Заметив это, Никита вдруг сделался занятым и вышел. Я кивнула коллегам и ушла к дальнему окну выпить кофе, пока горячий. Но какая-то суета за спиной отвлекла.
Павлов в наушниках заполнял дежурный журнал на широком подлокотнике дивана, но Аня же сновала от стола к столу, от шкафа к шкафу, то роняя ручку, то рассыпая направления, и всякий раз очень низко наклонялась за ними в своём коротком халатике. Павлов же вежливо улыбался, старательно делая вид, что всё происходящее не что иное, как обычная работа.
Потеряв надежду, что на неё обратят внимание, Аня набрала стаканчик воды, подпёрла бедром подоконник рядом со мной и пристальным взглядом продолжила сверлить Павлова.
Я склонилась к её плечу и тихо проговорила:
– Прекрати это делать…
– Что именно?– возмущённо оглянулась она.
– Совращать Павлова… Возьми Нострова на прицел…
– Фу-у,– даже её выворачивало от того, а потом кивнула на Павлова и шёпотом усмехнулась:– Да он сам не против. Не зря же на гинеколога пошёл учиться…
– Он воспитанный мужчина и не позволяет себе послать тебя по известному адресу. А что все мужчины гинекологи охочи до плотских утех, – большое заблуждение.

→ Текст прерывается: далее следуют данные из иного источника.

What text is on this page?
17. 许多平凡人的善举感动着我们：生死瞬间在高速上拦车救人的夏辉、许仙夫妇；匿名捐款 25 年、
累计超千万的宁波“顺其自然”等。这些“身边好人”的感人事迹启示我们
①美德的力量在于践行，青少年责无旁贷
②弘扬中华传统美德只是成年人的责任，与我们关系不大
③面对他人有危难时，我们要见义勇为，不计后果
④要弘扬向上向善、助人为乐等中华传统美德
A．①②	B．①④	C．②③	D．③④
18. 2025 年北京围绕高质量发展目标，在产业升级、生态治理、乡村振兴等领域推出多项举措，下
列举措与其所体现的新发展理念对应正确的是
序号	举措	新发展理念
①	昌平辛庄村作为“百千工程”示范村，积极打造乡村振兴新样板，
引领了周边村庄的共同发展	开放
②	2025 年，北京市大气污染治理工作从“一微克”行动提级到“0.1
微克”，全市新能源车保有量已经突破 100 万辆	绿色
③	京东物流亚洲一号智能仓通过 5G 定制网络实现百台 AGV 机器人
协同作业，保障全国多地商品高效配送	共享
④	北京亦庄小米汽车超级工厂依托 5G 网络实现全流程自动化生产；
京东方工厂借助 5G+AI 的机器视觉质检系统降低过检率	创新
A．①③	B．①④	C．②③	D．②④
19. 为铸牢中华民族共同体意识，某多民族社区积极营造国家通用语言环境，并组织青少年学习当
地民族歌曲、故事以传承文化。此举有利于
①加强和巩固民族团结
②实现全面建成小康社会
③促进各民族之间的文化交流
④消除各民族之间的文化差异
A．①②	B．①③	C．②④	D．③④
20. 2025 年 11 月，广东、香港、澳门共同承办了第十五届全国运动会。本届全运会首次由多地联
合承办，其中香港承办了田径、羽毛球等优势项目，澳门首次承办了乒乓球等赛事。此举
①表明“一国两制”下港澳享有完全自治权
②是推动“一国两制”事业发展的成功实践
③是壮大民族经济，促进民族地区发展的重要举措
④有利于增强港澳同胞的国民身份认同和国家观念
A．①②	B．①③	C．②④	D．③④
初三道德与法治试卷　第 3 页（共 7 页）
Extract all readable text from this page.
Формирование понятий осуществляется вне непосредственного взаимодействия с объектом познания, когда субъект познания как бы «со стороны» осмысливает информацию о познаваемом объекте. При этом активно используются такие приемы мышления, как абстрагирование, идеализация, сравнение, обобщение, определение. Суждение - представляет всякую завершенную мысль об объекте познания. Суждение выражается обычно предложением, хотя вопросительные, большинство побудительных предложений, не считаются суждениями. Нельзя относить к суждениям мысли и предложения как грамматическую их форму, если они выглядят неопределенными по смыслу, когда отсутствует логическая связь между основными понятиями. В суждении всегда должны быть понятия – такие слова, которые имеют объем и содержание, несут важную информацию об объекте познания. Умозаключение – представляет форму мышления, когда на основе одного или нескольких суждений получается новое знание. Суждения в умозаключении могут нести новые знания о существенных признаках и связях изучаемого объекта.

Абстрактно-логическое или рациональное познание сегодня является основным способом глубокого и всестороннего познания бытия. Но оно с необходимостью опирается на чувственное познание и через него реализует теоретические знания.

– Ну ты прямо правильная такая. Все мужики одинаковые!– возмутилась Бисерова, будто у неё отбирали лакомый кусок.
– Безусловно! Замечу, что у всех две руки, две ноги и член! Представляешь?– округлила глаза я.
– Ха-ха-ха,– поморщилась та, снова пялясь на коллегу и с досадой покусывая губу.
Я задумчиво отвернулась к окну и стала цедить кофе.
– Он тебе самой нравится, что ли?– фыркнула Аня.
– Ценности его нравятся. Конечно, всякий порядочный мужчина способен поддаться искушению, если на него как следует надавить. Так вот – Павлов из-за твоего напора либо уволится отсюда, и мы лишимся первоклассного гинеколога, либо переспит с тобой и будет всю жизнь замаливать вину перед женой. Из семьи не уйдёт, детей не оставит и с тобой не останется. Да ты и сама его не вытерпишь: слишком порядочный для тебя – заскучаешь. А разрушить его жизнь можешь на раз-два.
Аня зло прищурилась, один бог знает, какой желчью сейчас исходила за то, что я дёрнула за её совесть, остатки которой всё же шевелились под грудой похоти и легкомыслия. Но выдержка её подводила. Только Бисерова раскрыла рот, чтобы огрызнуться, я тихо, но настойчиво произнесла:
– Ну хоть себе-то не ври!
Заготовленное возмущение, очевидно, застряло где-то между мозгом и носоглоткой: Аня надулась, покраснела и выпучила глаза, а потом прошипела сквозь зубы:
– Терпеть тебя не могу! Вечно ты кайф обламываешь!– бросила стаканчик в урну и вышла из ординаторской, как следует хлопнув дверью.